Many useful elements, including those of organic origin, are irretrievably lost in garbage dumps. While taking them from nature and in enormous quantities, man gives nothing back to it. On the contrary, he keeps on taking in order to turn out new consumer goods. Eventually, this can seriously upset the ecological balance.

The most effective method of waste disposal is to utilize it, in other words, to process it industrially.

HOW IS THIS DONE?

Different countries handle this engineering problem in different ways. Experts have developed many production processess which make it possible to reconvert mountains of garbage into substances that are of crucial importance to industry and agriculture. Among such enterprises is the St. Peterburg automatic plant which processess solid domestic waste. It alone “gobbles up” 35-40 per cent of the city’s tips – 900,000 cubic metres.

The garbage is first fed to belt conveyers, where magnetic separators extract ferrous metals from it, which are subsequently pressed into compact briquettes and shipped to metallurgical plants for resmelting. Domestic wastes, in particular tin cans ( and other discarded objects as well), also contain valuable materials like tin, copper, zinc and brass. Until recently they were extracted in the metallurgical plants which receive the briquettes, but now this is being done in the automatic plant itself – in special newly built departments.

Refuse relieved of metal then goes into biothermal drums – enormous cylinders up to 60 metres long and four metres in diameter. They slowly rotate, mixing the waste. The air which is fed into the drums provokes an intensive aerobic process. Under the action of microorganisms all the garbage’s organic components decompose. The temperature of what is no longer waste, but is known as the compost mass, rises to 60 – 70 C. As a result, the disease-producing microbes die and the substance in the drums becomes harmless.

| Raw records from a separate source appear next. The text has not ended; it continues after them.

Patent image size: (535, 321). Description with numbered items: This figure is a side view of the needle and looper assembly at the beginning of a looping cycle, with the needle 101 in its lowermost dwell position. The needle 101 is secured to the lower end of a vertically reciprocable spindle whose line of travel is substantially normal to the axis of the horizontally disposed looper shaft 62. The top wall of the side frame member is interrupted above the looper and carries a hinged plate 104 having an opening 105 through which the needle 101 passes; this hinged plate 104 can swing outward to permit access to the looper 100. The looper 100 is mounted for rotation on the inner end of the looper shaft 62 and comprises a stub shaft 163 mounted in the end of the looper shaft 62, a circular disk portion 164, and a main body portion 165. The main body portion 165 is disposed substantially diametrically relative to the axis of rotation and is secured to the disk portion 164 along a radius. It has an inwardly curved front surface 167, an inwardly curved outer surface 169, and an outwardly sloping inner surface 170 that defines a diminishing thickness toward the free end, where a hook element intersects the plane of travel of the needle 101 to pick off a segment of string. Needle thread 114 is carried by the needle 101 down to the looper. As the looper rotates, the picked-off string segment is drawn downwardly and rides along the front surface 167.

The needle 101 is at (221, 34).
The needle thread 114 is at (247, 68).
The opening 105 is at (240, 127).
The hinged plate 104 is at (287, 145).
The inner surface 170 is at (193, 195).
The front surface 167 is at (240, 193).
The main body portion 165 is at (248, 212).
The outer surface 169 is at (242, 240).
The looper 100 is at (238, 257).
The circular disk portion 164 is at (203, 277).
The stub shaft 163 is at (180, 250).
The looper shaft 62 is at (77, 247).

In 48 hours the compost mass ripens. Nevertheless, it still contains a wide variety of particles and fragments which biothermal treatment leaves unchanged. In order to dispose them the mass is sifted through giant sieves, where the material processed in the biothermal drums is separated into compost and ballast. Now the main thing is to get rid of glass fragments – enemy number one of compost. Obviously, fertilizer containing glass fragments cannot be introduced into soil.However, if they are reduced to the size of grains of sand and rolled smooth, they can no longer harm the roots of future plants.

To this end, all the material sifted through the giant sieves goes into a vertical shaft in which it gets into an upward air current. The light particles – mostly organic – are carried off. The particles of glass and ceramics which are left go to thegrinding zone.

The ballast which fails to pass through the sieve - rubber, plastics and wood fragments had to be taken back to the garbage dumps, and this type of refuse accounts for almost a quarter of all domestic waste. Now even this ballast is processed – by pyrolisis, or the thermal disintegration of complex substances into simpler ones. As a result valuable products are obtained, such as fuel gas, bituminous resins and solid carbonaceous compounds, which in our day find broad application as graphite substitute in metallurgy.

The plant’s final and main product is compost. It looks like ordinary earth. In fact, it is a biologically active substance which can be used far more effectively than an ordinary fertilizer. Due to a high temperature it is possible to employ it as a biological fuel to heat the soil in hot-houses. The compost’s biological energy is sufficient to grow two crops. After that, it can be transformed to open ground as an ordinary fertilizer.

The Leningrad plant was the Soviet Union’s first enterprise which almost wholly restores to the nationaleconomy what is contained in city dumps. Not only does it pollute the environment in any way, it does not even consume water on its technological requirements.